Norwegian encyclopedia

Merkantilt biografisk leksikon: hvem er hvem i næringslivet? (Mercantile Biographical Encyclopedia: Who is Who in the Enterprise?) was a Norwegian-language encyclopedia published by Yrkesforlaget in 1935.

It featured approximately 10,000 short biographical entries for Norwegian businesspeople, and was edited by Einar Hoffstad (1894–1959). It was printed by Grøndahl & Søns Boktrykkeri. The purpose of the encyclopedia was to "remedy the need to know something about the individuals one is trading with". The entries contain little genealogical information, and the parents of the portrayed businesspeople are not included.

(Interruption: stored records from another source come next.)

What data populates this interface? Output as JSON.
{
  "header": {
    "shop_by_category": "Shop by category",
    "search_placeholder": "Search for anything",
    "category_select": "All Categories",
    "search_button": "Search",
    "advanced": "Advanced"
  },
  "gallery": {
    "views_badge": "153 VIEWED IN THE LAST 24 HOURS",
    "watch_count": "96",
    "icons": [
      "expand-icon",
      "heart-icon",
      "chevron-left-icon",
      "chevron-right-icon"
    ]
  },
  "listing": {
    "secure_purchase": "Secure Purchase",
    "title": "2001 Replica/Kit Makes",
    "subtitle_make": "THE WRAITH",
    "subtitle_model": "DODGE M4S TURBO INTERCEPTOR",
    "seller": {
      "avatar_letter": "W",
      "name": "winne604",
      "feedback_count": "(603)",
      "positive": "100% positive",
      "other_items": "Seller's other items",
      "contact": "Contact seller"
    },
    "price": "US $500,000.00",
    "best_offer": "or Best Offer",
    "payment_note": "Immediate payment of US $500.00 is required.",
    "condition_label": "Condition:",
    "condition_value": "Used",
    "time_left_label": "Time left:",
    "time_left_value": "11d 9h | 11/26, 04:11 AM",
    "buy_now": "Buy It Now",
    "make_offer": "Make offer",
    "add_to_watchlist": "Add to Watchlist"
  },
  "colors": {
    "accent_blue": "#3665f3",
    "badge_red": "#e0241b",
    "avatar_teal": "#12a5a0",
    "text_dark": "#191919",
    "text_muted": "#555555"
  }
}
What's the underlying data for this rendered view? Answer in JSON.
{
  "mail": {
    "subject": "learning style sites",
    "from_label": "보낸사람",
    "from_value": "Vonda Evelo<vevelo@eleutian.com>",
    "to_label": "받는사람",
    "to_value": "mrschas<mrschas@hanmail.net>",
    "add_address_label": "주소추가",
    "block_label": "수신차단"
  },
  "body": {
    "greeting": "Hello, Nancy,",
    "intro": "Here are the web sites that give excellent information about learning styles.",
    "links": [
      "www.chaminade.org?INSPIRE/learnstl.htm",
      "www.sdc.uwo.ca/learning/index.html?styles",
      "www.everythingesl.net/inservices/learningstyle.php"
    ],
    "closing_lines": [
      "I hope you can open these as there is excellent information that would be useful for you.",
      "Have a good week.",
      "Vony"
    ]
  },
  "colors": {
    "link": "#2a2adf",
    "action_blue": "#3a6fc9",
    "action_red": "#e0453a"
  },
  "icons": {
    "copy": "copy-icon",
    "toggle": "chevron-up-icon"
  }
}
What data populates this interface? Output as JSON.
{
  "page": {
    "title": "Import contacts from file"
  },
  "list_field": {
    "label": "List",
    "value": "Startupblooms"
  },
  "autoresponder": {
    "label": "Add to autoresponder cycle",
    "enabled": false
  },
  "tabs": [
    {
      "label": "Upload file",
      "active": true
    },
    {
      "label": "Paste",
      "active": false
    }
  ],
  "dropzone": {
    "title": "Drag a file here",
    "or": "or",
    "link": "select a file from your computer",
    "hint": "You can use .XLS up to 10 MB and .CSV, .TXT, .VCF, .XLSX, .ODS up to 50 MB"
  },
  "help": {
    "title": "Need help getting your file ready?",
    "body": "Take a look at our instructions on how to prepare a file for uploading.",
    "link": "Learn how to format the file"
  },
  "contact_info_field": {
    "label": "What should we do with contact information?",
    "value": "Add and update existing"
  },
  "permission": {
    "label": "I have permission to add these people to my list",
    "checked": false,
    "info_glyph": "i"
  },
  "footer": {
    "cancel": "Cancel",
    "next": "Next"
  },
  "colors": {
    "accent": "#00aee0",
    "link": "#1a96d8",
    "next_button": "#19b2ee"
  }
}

Abbreviations are used extensively to save space and money.

The editor, Einar Hoffstad, stated in the foreword of the encyclopedia that it was not a parallel to the Who's Who reference works, although the title could imply that. Hoffstad argued that Merkantilt biografisk leksikon featured too few and too many names for being a Who is Who—too few from areas such as art, literature, science and politics, whilst too many from the enterprise. He also admitted that the encyclopedia included too many people, even from commerce, to be called a mercantile reference work. The notability standards for the encyclopedia were mostly based on the discretion of the staff, and whether the portrayed individuals were of general interest at the time. Trustees in commercial organisations, editors of trade press and successful traders were automatically included.

In a book review, the newspaper Aftenposten stated that the Mercantile Biographical Encyclopedia had a "pretentious" title as it was a "strange mixture of book and advertising". According to the reviewer Tharald Borgir there were several errors, and he lamented that Hoffstad in the foreword had disclaimed responsibility for such errors. The reviewer found it "unbelievable" that the book was being offered, and that "gullible" people paid to buy it. He suggested that the Ministry of Justice be on guard for further "backslide" regarding the "freedom of liability" when it came to such information. Hoffstad replied that although a large reference work was bound to contain some errors, his helpers had been reliable, and Borgir had been inquired six times to aid Hoffstad with the encyclopedia without replying.

The encyclopedia was published in a second, revised edition in 1939, this time by Halvorsen & Larsen. In October 2009, Project Runeberg scanned and made the encyclopedia's first edition available online.